Tim Cook, Steve Jobs’ successor, has put people’s qualms and worries to rest following the release of the iPhone 5. Many attribute it to Tim Cook’s mastery of Apple’s supply chain. An article I read in the Huffington Post, highlighted the difference between Jobs’ revolution angle versus Cook’s evolution angle. Cook focused more on the product launch and its release as opposed to Jobs’ meticulous attention to the product itself. Cook has proven that focusing on the often burdensome task of Supply chain can in turn make or break a product’s reception and release, the company’s earnings and the company itself.

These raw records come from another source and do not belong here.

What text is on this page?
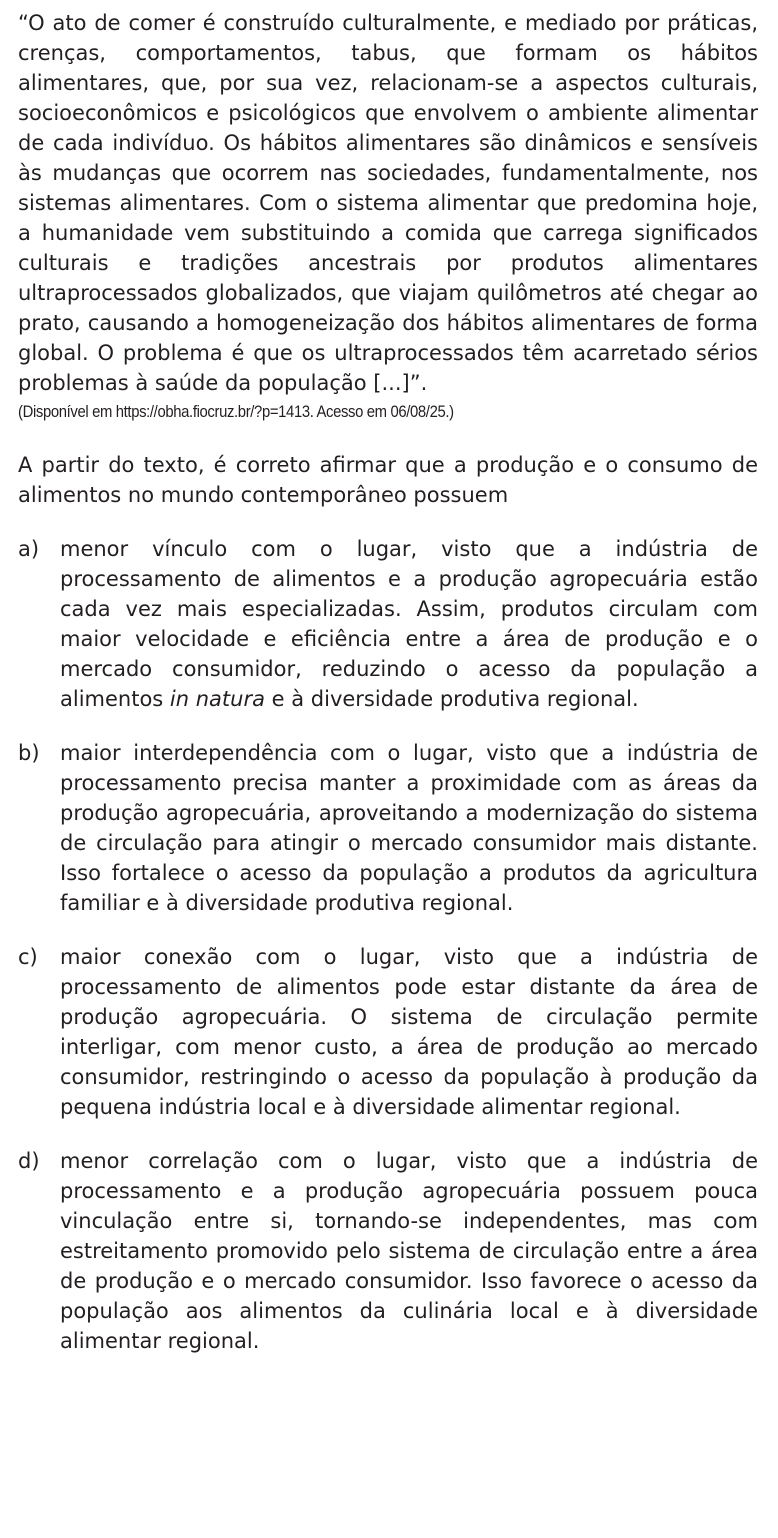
“O ato de comer é construído culturalmente, e mediado por práticas, crenças, comportamentos, tabus, que formam os hábitos alimentares, que, por sua vez, relacionam-se a aspectos culturais, socioeconômicos e psicológicos que envolvem o ambiente alimentar de cada indivíduo. Os hábitos alimentares são dinâmicos e sensíveis às mudanças que ocorrem nas sociedades, fundamentalmente, nos sistemas alimentares. Com o sistema alimentar que predomina hoje, a humanidade vem substituindo a comida que carrega significados culturais e tradições ancestrais por produtos alimentares ultraprocessados globalizados, que viajam quilômetros até chegar ao prato, causando a homogeneização dos hábitos alimentares de forma global. O problema é que os ultraprocessados têm acarretado sérios problemas à saúde da população [...]”.

(Disponível em https://obha.fiocruz.br/?p=1413. Acesso em 06/08/25.)

A partir do texto, é correto afirmar que a produção e o consumo de alimentos no mundo contemporâneo possuem

a) menor vínculo com o lugar, visto que a indústria de processamento de alimentos e a produção agropecuária estão cada vez mais especializadas. Assim, produtos circulam com maior velocidade e eficiência entre a área de produção e o mercado consumidor, reduzindo o acesso da população a alimentos in natura e à diversidade produtiva regional.

b) maior interdependência com o lugar, visto que a indústria de processamento precisa manter a proximidade com as áreas da produção agropecuária, aproveitando a modernização do sistema de circulação para atingir o mercado consumidor mais distante. Isso fortalece o acesso da população a produtos da agricultura familiar e à diversidade produtiva regional.

c)	maior conexão com o lugar, visto que a indústria de processamento de alimentos pode estar distante da área de produção agropecuária. O sistema de circulação permite interligar, com menor custo, a área de produção ao mercado consumidor, restringindo o acesso da população à produção da pequena indústria local e à diversidade alimentar regional.

d) menor correlação com o lugar, visto que a indústria de processamento e a produção agropecuária possuem pouca vinculação entre si, tornando-se independentes, mas com estreitamento promovido pelo sistema de circulação entre a área de produção e o mercado consumidor. Isso favorece o acesso da população aos alimentos da culinária local e à diversidade alimentar regional.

Cook’s attention to the supply chain aspect has sped up the global launch of the iPhone 5. His methods have prompted Wall Street to raise price targets for Apple stock due to economic optimism following the launch. Under Cook’s “production vision”, the iPhone 5 will be in 100 countries by the end of the year, 30 more than the iPhone 4S in a similar period. Cook introduced a dividend to pay out part of the more than $100 billion cash stockpile, raised salaries for the low-paid Apple workforce and sped up product rollouts. Cook has also invited business partners (investors, analysts and executives) into the “lions den” so to speak, an action not previously entertained under Steve Jobs, to have a more hands on look at the work that Apple was doing now.
Cook’s attention and focus on the supply chain management aspect of Apple, has clearly shown lucrative results. While Steve Jobs may have made Apple revolutionize the industry by focusing on the user experience, Cook has proven that dealing with all production aspects can yield loyalty, optimism and productivity from investors, partners and consumers.
I wholeheartedly think that Steve Jobs was brilliant in his tactic to surround Apple’s products with a mystique prior to their launch and releases, as well as perfecting theproducts for end users and from the user expereience. However, Cook has proven that attention to supply chain is equally as important to the company as whole, and inviting partners into the process strengthens their loyalty to the company.
Where do you stand on this matter? Do you think Jobs’ approach is superior to Cook’s? Do you think Cook’s approach can be maintained and will keep working for the years to come? Should product release come before product user experience?